Fakta Ekonomi

Pergerakan IHSG Pekan Lalu: Penutupan di Angka 6.177 dan Kapitalisasi Pasar Meningkat

Indeks Harga Saham Gabungan (IHSG) ditutup pada level 6.177 dengan kapitalisasi pasar mencapai Rp 10.788 triliun dalam periode 15 hingga 19 Juni 2026. Meskipun terjadi peningkatan, rata-rata transaksi...

U
Ulam Kirana
21 June 2026
2 pembaca
Foto: Republika/Thoudy Badai
Foto: Republika/Thoudy Badai

PT Bursa Efek Indonesia (BEI) melaporkan perkembangan perdagangan saham yang beragam selama sepekan terakhir, antara 15 hingga 19 Juni 2026. IHSG ditutup pada angka 6.177 dengan kapitalisasi pasar mencapai Rp 10.788 triliun.

“Peningkatan tertinggi terjadi pada pergerakan IHSG selama sepekan sebesar 2,82 persen sehingga ditutup pada level 6.177,139 dari posisi 6.007,656 pada pekan lalu,” tulis BEI dalam keterangan resmi yang dirilis pada Ahad (21/6/2026).

Kenaikan Kapitalisasi Pasar dan Penurunan Transaksi Harian

Selama periode yang sama, kapitalisasi pasar BEI juga menunjukkan kenaikan. Dari 15 hingga 19 Juni 2026, kapitalisasi pasar meningkat 2,51 persen menjadi Rp 10.788 triliun, naik dari Rp 10.524 triliun pada pekan sebelumnya.

Namun, kinerja lainnya menunjukkan penurunan.

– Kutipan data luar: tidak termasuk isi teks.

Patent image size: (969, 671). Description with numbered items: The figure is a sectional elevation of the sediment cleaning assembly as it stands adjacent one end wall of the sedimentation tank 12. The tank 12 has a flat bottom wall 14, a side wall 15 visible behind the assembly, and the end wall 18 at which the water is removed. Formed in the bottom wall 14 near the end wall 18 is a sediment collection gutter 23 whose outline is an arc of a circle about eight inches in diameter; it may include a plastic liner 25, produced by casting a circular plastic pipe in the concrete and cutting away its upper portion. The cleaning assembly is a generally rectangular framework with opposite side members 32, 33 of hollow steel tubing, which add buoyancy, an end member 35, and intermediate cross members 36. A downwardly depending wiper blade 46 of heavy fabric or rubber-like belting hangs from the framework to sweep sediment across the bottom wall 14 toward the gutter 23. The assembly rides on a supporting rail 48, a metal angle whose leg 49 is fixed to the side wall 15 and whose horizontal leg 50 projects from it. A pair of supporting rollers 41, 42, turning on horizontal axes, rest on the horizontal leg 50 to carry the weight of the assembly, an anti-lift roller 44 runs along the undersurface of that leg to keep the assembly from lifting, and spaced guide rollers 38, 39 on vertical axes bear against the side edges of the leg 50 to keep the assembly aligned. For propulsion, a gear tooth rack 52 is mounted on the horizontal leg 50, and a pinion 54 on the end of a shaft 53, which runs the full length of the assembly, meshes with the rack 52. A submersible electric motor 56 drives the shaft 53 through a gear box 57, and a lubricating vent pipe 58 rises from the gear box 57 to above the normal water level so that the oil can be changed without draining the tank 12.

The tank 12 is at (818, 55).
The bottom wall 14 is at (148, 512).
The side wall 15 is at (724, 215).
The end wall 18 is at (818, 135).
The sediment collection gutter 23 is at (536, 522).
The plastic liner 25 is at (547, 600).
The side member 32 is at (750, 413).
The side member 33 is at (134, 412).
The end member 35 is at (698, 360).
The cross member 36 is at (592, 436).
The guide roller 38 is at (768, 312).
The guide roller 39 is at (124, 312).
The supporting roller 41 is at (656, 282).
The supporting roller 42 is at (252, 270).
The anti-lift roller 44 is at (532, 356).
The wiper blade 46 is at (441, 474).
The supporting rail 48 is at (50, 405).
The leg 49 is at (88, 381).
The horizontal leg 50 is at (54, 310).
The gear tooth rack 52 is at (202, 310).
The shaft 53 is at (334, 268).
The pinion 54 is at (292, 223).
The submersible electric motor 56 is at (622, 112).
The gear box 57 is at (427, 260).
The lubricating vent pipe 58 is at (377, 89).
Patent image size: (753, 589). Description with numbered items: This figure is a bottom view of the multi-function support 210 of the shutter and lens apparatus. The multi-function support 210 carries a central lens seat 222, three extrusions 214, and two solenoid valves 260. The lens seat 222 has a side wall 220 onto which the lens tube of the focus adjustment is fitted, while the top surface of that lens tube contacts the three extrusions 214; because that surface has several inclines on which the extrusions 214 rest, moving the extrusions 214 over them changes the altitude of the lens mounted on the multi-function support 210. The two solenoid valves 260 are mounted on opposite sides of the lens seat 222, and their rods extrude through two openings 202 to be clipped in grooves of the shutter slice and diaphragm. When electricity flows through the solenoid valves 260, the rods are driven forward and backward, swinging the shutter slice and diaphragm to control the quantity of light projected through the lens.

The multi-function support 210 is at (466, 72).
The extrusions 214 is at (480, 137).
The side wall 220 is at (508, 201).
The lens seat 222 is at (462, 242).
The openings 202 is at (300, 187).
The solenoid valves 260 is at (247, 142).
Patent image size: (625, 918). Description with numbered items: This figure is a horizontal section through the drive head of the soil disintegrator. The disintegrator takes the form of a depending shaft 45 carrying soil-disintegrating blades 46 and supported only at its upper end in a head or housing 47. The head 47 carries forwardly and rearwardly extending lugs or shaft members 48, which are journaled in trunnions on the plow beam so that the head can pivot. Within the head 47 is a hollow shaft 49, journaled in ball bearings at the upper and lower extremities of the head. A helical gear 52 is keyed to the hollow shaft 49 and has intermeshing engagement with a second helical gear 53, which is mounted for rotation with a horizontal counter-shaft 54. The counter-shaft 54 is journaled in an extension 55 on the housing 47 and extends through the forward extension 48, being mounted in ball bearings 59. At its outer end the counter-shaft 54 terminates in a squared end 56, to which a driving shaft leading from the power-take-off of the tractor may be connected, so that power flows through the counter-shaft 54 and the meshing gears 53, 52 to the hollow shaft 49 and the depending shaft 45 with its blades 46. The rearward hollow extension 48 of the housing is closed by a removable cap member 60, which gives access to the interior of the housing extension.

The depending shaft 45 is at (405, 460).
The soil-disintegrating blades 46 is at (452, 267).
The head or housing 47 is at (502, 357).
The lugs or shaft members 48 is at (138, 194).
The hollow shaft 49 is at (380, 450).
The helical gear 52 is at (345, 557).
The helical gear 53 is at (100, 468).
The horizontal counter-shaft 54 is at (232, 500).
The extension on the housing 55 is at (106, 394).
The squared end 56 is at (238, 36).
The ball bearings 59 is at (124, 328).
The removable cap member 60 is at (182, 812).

Rata-rata nilai transaksi harian pada pekan ini turun sebesar 1,02 persen menjadi Rp 24,81 triliun, dibandingkan dengan Rp 25,06 triliun pada pekan lalu.

Volume dan Frekuensi Transaksi Menurun

Rata-rata volume transaksi harian juga mengalami penurunan sebesar 5,83 persen, menjadi 34,03 miliar lembar saham dari 36,14 miliar lembar saham pada pekan sebelumnya. Selain itu, rata-rata frekuensi transaksi harian mengalami penurunan sebesar 10,33 persen, menjadi 2,25 juta kali transaksi dari 2,51 juta kali transaksi pada pekan lalu.

“Investor asing hari ini (akhir pekan ini) mencatatkan nilai jual bersih Rp 3,19 triliun dan sepanjang tahun 2026, investor asing mencatatkan nilai jual bersih sebesar Rp 68,25 triliun,” terangnya.

Dalam sepekan terakhir, BEI juga melaksanakan sejumlah kegiatan untuk memperkuat transparansi dan literasi guna mendukung ketahanan di sektor pasar modal.